Les quelques personnes autour de la table qui avaient gardé leur téléphone dans la main le posèrent. « Nous devons engager le pays dans un processus de justice transitionnelle ». Tous les processus de ce type reposaient sur le droit à la vérité, à la justice, à la réparation et – c’était l’élément le plus intéressant pour Ariane – la garantie que les faits ne se reproduiraient pas.
« Nous allons créer une commission nationale de vérité et de réconciliation ». Ariane détailla son idée. Cette commission serait chargée de traiter la question des violences sexistes et sexuelles. D’entendre les victimes, de proposer des réparations. Et surtout, d’établir la vérité des faits. Chaque auteur de violence sexiste pourrait venir témoigner devant cette commission des délits ou crimes commis. En échange, il obtiendrait une amnistie complète. Ariane sentit la salle réagir. « Personne n’acceptera ça », dit le ministre de la justice.
Ariane continua : « Nous pouvons convaincre que c’est l’unique moyen d’en finir pour de bon avec ces violences sexistes et sexuelles. Ce processus durera sans doute plusieurs mois. Il doit permettre à la fois de reconnaître qu’elles ont existé, de prévoir des mécanismes de réparation tout en permettant aux victimes et aux agresseurs de continuer à vivre ensemble ».

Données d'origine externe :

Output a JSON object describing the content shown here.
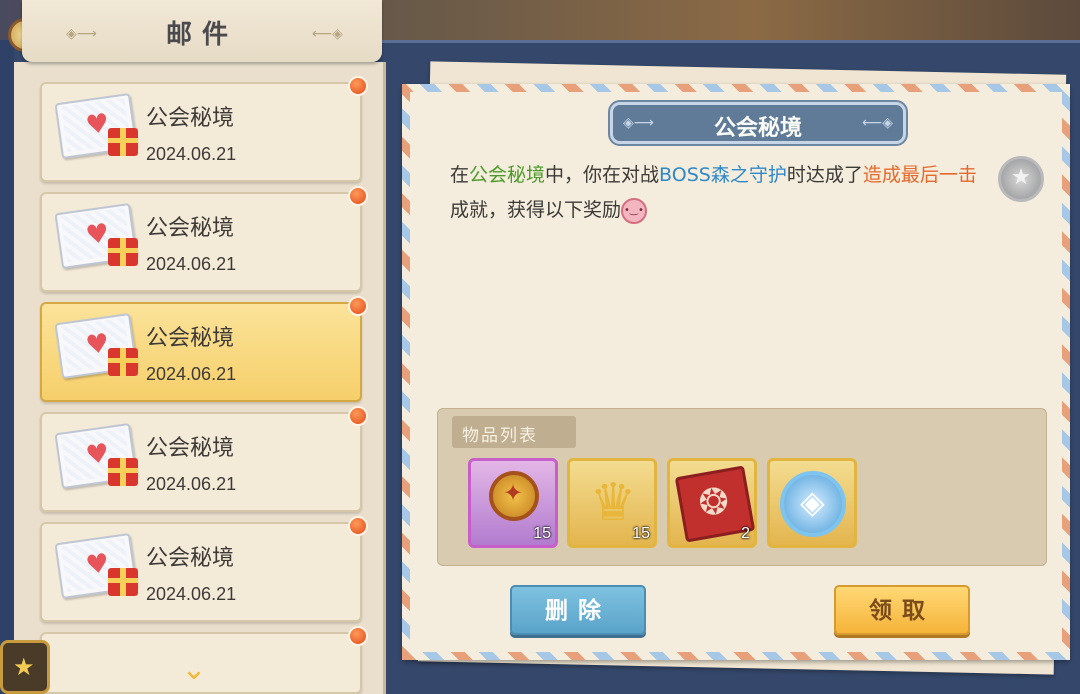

Ariane continua, encouragée par un regard de la présidente : « Nous ne pourrons pas condamner tout le monde. Il y a trop de coupables. Reconnaissons la réalité de ces violences, créons des mécanismes de répartition pour les victimes, mettons les compteurs à zéro. Ce processus devra être accompagné d’un plan de lutte contre les violences sexistes et sexuelles comme il n’y en avait jamais eu dans l’histoire du pays. Il faudra sans doute traiter à part, peut-être devant des juridictions internationales, la responsabilité de ceux et celles qui ont pendant des années théorisé, encouragé ou promu les violences ». L’image d’un chroniqueur radio connu pour ses propos misogynes lui vint à l’esprit. Pour lui, écrasé accidentellement par une voiture l’année précédente, il était trop tard.

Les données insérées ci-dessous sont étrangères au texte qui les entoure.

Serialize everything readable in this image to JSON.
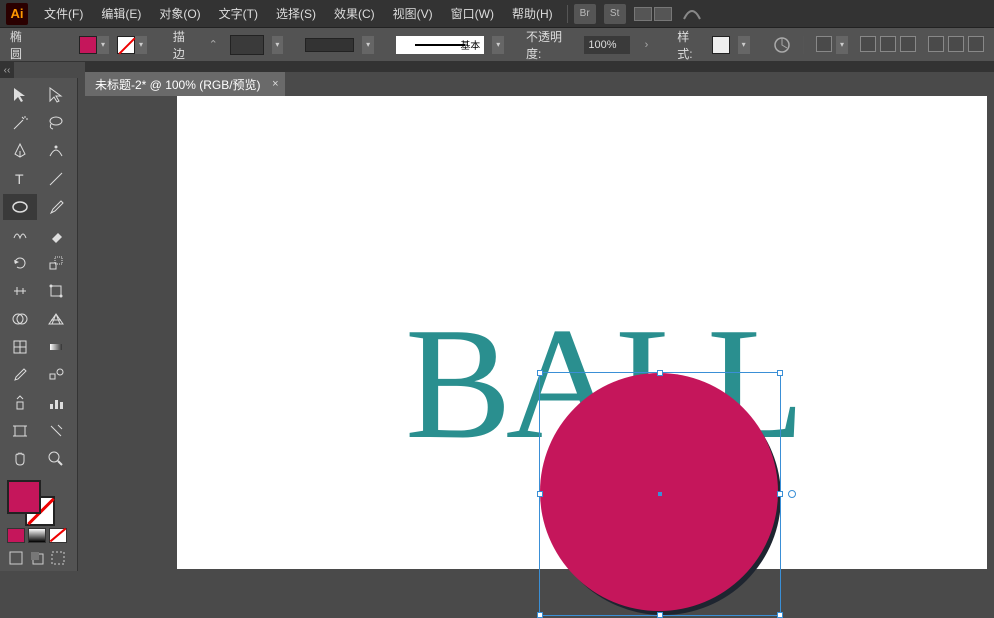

Les yeux étaient encore fixés sur elle. Ariane conclut : « Les violences sexistes et sexuelles sont tellement massives que seul un processus exceptionnel peut permettre de les traiter, puis de les dépasser et de continuer à vivre ensemble ».
Les ministres hochèrent la tête. On n’entendait pas un bruit dans la salle. Tout le monde avait conscience que se décidait, en cet instant, un changement radical. La France allait s’engager vers la fin des violences sexistes et sexuelles. La présidente se tourna vers son conseiller en communication : « Envoie un communiqué. Je fais une conférence de presse dans une heure. C’est le temps dont vous disposez pour me mettre ce plan par écrit ».